Резанов нагнулся, чтобы положить их на землю, и возле своих ног увидел резной кипарисовый крестик. Он поднял его и некоторое время разглядывал с недоумением — откуда взялась эта вещица? И вдруг в памяти мелькнули площадь перед церковью, запруженная пестрой толпой, лицо какого-то мужчины и другое лицо — девичье.

«Тенериф, праздник в поселке Святой Урсулы! — с облегчением вспомнил Николай Петрович. — Мы пили тогда с Армстронгом вино у палатки, и продавщица подарила мне этот амулет. Она сказала тогда что-то забавное. Ах да: „Крестик будет хранить господина до тех пор, пока он не полюбит испанку“».

Резанов усмехнулся.

«Вот мистика, — подумал он. — Однако амулет не утратил своей силы, несмотря на мою любовь к Марии. Ведь если бы плот разошелся на середине реки…»

— Выпейте-ка, ваше превосходительство, — перебил его мысли подошедший Чердынцев и, подмигнув, протянул кружку спирта. — Из дорожного погребца зелена винца. Первейшее от простуды средство.

Николай Петрович выпил и скоро перестал стучать зубами. Едва обсушившись, караван двинулся дальше.

Резанов шел пешком, ведя лошадь в поводу: его снова начало знобить, и он пытался согреться движением.

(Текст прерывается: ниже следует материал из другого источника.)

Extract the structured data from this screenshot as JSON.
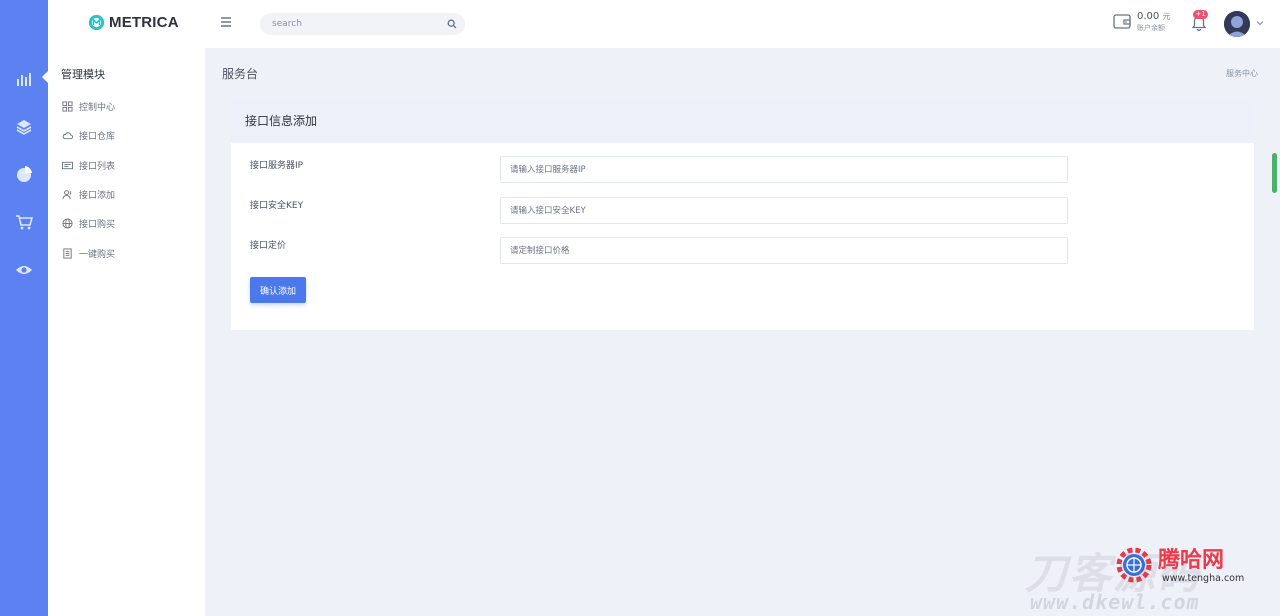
{
  "app": {
    "logo_text": "METRICA"
  },
  "rail": {
    "icons": [
      "bar-chart-icon",
      "layers-icon",
      "pie-chart-icon",
      "cart-icon",
      "eye-icon"
    ]
  },
  "sidebar": {
    "section_title": "管理模块",
    "items": [
      {
        "label": "控制中心",
        "icon": "grid-icon"
      },
      {
        "label": "接口仓库",
        "icon": "cloud-icon"
      },
      {
        "label": "接口列表",
        "icon": "list-card-icon"
      },
      {
        "label": "接口添加",
        "icon": "users-icon"
      },
      {
        "label": "接口购买",
        "icon": "globe-icon"
      },
      {
        "label": "一键购买",
        "icon": "document-icon"
      }
    ]
  },
  "topbar": {
    "search_placeholder": "search",
    "balance_amount": "0.00",
    "balance_unit": "元",
    "balance_label": "账户余额",
    "notification_count": "+1"
  },
  "page": {
    "title": "服务台",
    "breadcrumb": "服务中心"
  },
  "card": {
    "title": "接口信息添加",
    "fields": [
      {
        "label": "接口服务器IP",
        "placeholder": "请输入接口服务器IP",
        "value": ""
      },
      {
        "label": "接口安全KEY",
        "placeholder": "请输入接口安全KEY",
        "value": ""
      },
      {
        "label": "接口定价",
        "placeholder": "请定制接口价格",
        "value": ""
      }
    ],
    "submit_label": "确认添加"
  },
  "watermark": {
    "brand": "腾哈网",
    "url": "www.tengha.com",
    "url2": "www.dkewl.com",
    "text": "刀客源码"
  },
  "colors": {
    "rail": "#5b82f0",
    "accent": "#4c78ee",
    "badge": "#f0506e",
    "background": "#eef1f8"
  }
}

Падал редкий, хлопьями снег. Равнина впереди была безлесна, и в конце дороги садилось мелкое клюквенное солнце.


Дальше все дни смешались в один — жаркий и тягостный. «Первейшее средство» не помогло, и Николай Петрович схватил жестокую лихорадку.

Он вернулся из беспамятства в какой-то чудной избе и увидел, что лежит на широкой лавке у окна. В раму вместо стекла была вставлена большая прозрачная льдина, сквозь которую пробивался зеленоватый рассеянный свет.

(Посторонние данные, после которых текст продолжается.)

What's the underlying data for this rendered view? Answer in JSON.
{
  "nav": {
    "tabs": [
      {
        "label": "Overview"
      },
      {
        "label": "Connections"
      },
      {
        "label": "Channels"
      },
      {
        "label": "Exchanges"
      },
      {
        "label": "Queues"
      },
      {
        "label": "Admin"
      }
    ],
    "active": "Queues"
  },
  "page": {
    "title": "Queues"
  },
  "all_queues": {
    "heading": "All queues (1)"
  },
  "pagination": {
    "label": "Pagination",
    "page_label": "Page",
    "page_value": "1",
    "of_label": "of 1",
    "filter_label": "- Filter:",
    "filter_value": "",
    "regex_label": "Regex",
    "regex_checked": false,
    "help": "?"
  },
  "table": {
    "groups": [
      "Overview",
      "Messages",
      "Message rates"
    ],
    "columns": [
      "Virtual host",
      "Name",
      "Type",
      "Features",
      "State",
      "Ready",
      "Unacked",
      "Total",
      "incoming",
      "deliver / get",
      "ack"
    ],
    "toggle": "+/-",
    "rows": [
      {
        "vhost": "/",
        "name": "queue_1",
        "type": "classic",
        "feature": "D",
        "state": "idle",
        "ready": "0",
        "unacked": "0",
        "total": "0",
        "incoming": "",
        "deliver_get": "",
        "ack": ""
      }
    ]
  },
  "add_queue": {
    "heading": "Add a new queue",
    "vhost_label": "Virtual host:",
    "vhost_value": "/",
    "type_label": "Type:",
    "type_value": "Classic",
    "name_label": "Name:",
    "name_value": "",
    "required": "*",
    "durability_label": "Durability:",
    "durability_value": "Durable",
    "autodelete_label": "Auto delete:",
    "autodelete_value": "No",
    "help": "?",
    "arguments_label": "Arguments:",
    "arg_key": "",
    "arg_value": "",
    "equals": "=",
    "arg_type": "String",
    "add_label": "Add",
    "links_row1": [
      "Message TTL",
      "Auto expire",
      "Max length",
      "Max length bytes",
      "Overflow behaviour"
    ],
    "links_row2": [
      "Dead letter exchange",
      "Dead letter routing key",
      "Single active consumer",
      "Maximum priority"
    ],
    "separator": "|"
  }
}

Отодвинув от постели берестяную занавеску, искусно вышитую цветным волосом, Николай Петрович оглядел избу. Посредине горел очаг, и дым уходил в трубу из длинных тонких жердей, обмазанных изнутри глиной. Резанов понял, что он находится в зимней якутской юрте. У якутов он не раз гащивал с покойным Шелиховым.

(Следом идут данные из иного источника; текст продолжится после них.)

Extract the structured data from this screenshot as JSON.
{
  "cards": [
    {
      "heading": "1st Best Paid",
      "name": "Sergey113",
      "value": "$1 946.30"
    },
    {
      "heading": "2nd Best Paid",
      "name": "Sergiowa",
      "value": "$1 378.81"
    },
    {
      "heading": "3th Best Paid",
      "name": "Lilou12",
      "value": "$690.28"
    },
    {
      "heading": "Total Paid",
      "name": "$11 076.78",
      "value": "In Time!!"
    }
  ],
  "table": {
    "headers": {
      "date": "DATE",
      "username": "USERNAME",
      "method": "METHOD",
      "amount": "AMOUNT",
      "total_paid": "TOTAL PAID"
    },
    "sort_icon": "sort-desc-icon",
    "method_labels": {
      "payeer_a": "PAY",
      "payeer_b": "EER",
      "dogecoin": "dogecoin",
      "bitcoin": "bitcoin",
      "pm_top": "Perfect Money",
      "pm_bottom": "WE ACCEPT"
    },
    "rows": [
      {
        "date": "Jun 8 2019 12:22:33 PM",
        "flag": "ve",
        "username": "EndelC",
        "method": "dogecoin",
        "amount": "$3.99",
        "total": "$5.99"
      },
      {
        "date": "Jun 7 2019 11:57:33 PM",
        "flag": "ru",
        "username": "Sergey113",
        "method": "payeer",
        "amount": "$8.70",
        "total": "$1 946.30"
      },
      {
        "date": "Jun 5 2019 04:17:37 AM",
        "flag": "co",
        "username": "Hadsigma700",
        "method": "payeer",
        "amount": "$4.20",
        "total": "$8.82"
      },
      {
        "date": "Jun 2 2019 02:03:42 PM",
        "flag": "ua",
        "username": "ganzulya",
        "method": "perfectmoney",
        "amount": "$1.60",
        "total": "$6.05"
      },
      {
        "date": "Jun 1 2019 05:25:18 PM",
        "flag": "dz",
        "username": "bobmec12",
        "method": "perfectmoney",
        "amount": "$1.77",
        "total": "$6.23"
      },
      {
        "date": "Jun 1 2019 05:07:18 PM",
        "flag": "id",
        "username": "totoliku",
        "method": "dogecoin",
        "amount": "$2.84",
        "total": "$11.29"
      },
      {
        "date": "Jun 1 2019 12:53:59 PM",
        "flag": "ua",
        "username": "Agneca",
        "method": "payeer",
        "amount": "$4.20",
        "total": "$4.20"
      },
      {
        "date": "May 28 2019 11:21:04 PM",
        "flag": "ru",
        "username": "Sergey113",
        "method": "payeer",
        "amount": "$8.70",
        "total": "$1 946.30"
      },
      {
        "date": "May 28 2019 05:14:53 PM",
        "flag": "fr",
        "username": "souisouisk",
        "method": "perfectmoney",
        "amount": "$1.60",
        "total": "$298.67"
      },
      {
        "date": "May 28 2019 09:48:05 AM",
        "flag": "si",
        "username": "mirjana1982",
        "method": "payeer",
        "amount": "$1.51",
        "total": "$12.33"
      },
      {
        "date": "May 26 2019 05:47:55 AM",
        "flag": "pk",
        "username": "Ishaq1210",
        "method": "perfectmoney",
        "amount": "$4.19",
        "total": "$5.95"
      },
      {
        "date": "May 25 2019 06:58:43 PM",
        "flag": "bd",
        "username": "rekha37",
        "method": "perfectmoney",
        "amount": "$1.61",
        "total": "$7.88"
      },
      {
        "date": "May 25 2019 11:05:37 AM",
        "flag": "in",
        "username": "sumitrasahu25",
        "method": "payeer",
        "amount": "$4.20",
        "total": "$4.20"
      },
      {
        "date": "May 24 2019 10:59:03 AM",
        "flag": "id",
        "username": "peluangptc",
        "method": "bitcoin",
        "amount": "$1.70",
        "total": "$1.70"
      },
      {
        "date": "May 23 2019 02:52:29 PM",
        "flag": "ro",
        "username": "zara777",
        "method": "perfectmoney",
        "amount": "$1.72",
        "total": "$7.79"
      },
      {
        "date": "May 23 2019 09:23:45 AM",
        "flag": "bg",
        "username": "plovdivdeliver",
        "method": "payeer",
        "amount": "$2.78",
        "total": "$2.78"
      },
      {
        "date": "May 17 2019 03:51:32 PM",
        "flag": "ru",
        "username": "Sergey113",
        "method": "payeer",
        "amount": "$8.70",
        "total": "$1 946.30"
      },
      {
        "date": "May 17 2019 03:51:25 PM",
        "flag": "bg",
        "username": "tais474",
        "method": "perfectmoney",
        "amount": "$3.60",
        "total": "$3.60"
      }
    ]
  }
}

Рядом в пристройке возилась и вздыхала корова.

«Как же я попал сюда и где хозяева?» — начал соображать Николай Петрович, но тут во дворе забрехала собака, и в юрту вошел Макар Иванович Чердынцев. Борода его заиндевела и казалась седой, а лицо было красно от мороза.

— Николай Петрович, ваше благородие! — почему-то шепотом сказал он с порога, встретившись с Резановым взглядом. — Да никак очнулись? Вот радость-то привалила, господи!

Он повесил на гвоздь ружье, снял заплечный мешок и, раздевшись, подсел на корточки к постели Резанова. Глаза его улыбались.

— Покушать, поди, хочется? У меня как сердце чуяло, что вы нынче в себя придете. Дай, думаю, на охоту сбегаю. Ну, добыл пару куропаток, сейчас мигом супчик сгоношу.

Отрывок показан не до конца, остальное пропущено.